Monday, August 8, 2011

Barefoot Gen

Hadashi no Gen; animated war drama / disaster film, Japan, 1983; D: Mori Masaki, S: Issei Miyazaki, Yoshie Shimamura, Takao Inoue, Seiko Nakano, Masaki Koda, Takeshi Aono

Hiroshima, World War II. Gen is a young boy who helps his family in search for food. His little brother Shinji, older sister Eiko and father are all concerned about their pregnant mother. In the early morning hours of 6 August, US plane Enola Gay drops an atom bomb on the city, causing utter destruction and mass mortality. Father, Shinji and Eiko all die in the burning house, while mother and Gen, who was outside during the explosion, survive. Mother gives birth to a baby, but radioactive rain, corpses and lack of food make the survival unbearable.
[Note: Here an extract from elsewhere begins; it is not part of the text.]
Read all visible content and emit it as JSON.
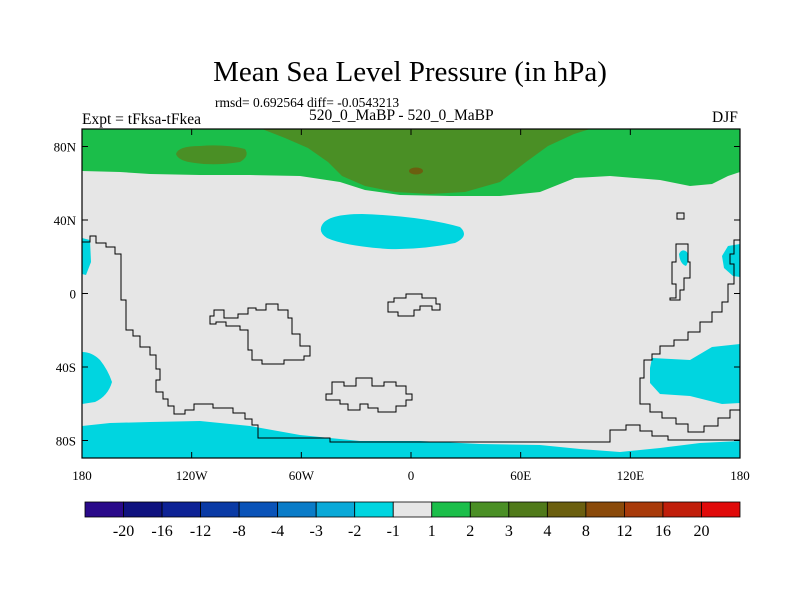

The baby dies, but Gen finds a little boy who resembles Shinji and adopts him in the family.

Atomic bombing of Hiroshima, which killed at least 70,000 people in only 10 seconds, was for the longest time a taboo topic in Japan's society, yet its catastrophic effects stayed in the subconscious and were sensed in numerous films. Various documentaries showed the explosion only from the American perspective, i.e. just showing the bomb dropping from the airplane, yet "Barefoot Gen" is one of those rare stories that actually show the event from the perspective of people who actually lived through it. This anime actually has additional weight because the author Keiji Nakazawa actually experienced the explosion as a child himself and lived to tell the tale. "Gen" is without a doubt one of the most terrifying movies of the 20th Century: the first third revolving around the struggling family with a pregnant mother, when everything is quiet and tranquil, slowly creates an intense mood of uncertainty whereas the sole 5-minute sequence of the nuclear destruction of Hiroshima is a sight of unforgettable horror.
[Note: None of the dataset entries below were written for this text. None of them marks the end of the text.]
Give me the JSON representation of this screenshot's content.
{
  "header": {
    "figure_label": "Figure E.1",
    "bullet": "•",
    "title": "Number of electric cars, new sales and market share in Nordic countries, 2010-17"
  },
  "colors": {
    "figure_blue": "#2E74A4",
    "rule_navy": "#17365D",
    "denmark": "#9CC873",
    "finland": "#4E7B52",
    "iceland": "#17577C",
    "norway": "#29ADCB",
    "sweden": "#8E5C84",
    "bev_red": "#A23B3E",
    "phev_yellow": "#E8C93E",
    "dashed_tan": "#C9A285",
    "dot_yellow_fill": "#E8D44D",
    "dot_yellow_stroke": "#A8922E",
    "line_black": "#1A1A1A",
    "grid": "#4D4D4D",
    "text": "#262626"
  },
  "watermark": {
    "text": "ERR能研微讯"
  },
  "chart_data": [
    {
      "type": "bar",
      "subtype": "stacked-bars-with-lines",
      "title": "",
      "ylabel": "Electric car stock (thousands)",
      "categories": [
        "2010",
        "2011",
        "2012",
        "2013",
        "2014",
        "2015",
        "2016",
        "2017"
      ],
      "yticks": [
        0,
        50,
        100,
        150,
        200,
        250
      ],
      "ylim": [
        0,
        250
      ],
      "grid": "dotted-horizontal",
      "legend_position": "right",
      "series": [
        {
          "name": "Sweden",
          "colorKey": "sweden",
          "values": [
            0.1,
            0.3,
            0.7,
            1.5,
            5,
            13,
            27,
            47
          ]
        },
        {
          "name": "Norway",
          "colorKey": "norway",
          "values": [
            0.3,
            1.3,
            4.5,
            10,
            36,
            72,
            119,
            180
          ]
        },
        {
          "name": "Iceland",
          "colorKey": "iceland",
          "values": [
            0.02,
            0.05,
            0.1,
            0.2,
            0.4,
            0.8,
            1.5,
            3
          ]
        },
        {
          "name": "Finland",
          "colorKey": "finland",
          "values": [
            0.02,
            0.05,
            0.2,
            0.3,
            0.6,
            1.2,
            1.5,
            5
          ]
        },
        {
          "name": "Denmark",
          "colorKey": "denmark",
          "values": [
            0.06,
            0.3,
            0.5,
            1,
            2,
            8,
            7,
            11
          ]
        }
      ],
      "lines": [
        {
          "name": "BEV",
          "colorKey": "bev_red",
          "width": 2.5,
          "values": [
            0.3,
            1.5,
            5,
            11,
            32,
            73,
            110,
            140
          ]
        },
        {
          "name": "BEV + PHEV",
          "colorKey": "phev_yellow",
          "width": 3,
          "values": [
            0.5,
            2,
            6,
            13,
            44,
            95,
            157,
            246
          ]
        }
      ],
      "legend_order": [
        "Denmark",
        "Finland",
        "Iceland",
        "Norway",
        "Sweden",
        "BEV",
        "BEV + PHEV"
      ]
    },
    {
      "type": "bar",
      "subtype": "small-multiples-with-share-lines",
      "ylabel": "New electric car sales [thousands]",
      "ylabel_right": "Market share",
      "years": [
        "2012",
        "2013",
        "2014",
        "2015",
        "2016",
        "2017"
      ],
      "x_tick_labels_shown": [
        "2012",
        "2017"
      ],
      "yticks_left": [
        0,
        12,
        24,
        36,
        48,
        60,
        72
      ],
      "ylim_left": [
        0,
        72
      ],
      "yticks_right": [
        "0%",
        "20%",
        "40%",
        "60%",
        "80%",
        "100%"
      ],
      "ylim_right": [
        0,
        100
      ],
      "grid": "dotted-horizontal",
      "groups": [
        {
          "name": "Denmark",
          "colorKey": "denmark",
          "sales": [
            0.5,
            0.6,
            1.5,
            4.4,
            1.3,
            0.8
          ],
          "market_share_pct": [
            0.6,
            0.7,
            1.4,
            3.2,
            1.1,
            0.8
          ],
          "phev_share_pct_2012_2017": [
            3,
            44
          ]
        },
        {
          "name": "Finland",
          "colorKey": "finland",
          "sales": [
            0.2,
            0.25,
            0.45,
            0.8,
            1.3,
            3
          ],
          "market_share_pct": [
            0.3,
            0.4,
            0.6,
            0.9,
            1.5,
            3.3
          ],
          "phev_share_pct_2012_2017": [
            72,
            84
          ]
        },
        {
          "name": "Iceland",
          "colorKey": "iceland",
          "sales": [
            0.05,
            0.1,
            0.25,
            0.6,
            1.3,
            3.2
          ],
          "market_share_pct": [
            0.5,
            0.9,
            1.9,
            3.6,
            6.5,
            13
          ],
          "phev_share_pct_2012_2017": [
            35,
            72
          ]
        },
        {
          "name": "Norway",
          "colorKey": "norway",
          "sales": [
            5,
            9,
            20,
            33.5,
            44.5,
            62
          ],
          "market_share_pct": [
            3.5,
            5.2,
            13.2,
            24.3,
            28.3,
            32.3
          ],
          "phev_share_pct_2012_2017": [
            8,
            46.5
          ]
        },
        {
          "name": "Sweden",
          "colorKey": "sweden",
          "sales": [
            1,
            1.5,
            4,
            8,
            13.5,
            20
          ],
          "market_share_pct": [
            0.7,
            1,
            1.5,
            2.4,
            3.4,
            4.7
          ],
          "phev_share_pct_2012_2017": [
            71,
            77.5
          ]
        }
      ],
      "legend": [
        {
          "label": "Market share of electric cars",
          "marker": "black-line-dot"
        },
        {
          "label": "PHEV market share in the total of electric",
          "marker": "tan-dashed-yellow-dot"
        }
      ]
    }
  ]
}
The camera shows at first just small hints of the upcoming disaster: ants mysteriously rush into the house, Gen and a girl observe a plane high in the sky while shots of a clock are ominously ever-present. The virtuoso sequence of the explosion, where buildings, streetcars and trees just get blown away, is corroborated by human tragedy when it shows how people decompose on the streets from heat and how Gen survived just because he ducked behind a wall to pick up a rock on the floor. Even more devastating than "Grave of the Fireflies", "Gen" abounds with shocking scenes (a man who is covered by maggots, for instance), but they do not seem fake, cheap or perverted but honest precisely because they constitute an honest story that shows the way things were back in those days. Despite everything, this is a monument to hope, peace, the message that life will find a way even in the darkest times and fight for humanity, which makes it somehow positive in the end, and it is one of those rare movies that are both vicious and gentle at the same time. The ending is one of the most touching, emotional ones in the history of anime - among the ranks of "Only Yesterday", "Utena", "Sailor Moon" and others - precisely because it managed to make the viewers so genuinely care about the characters.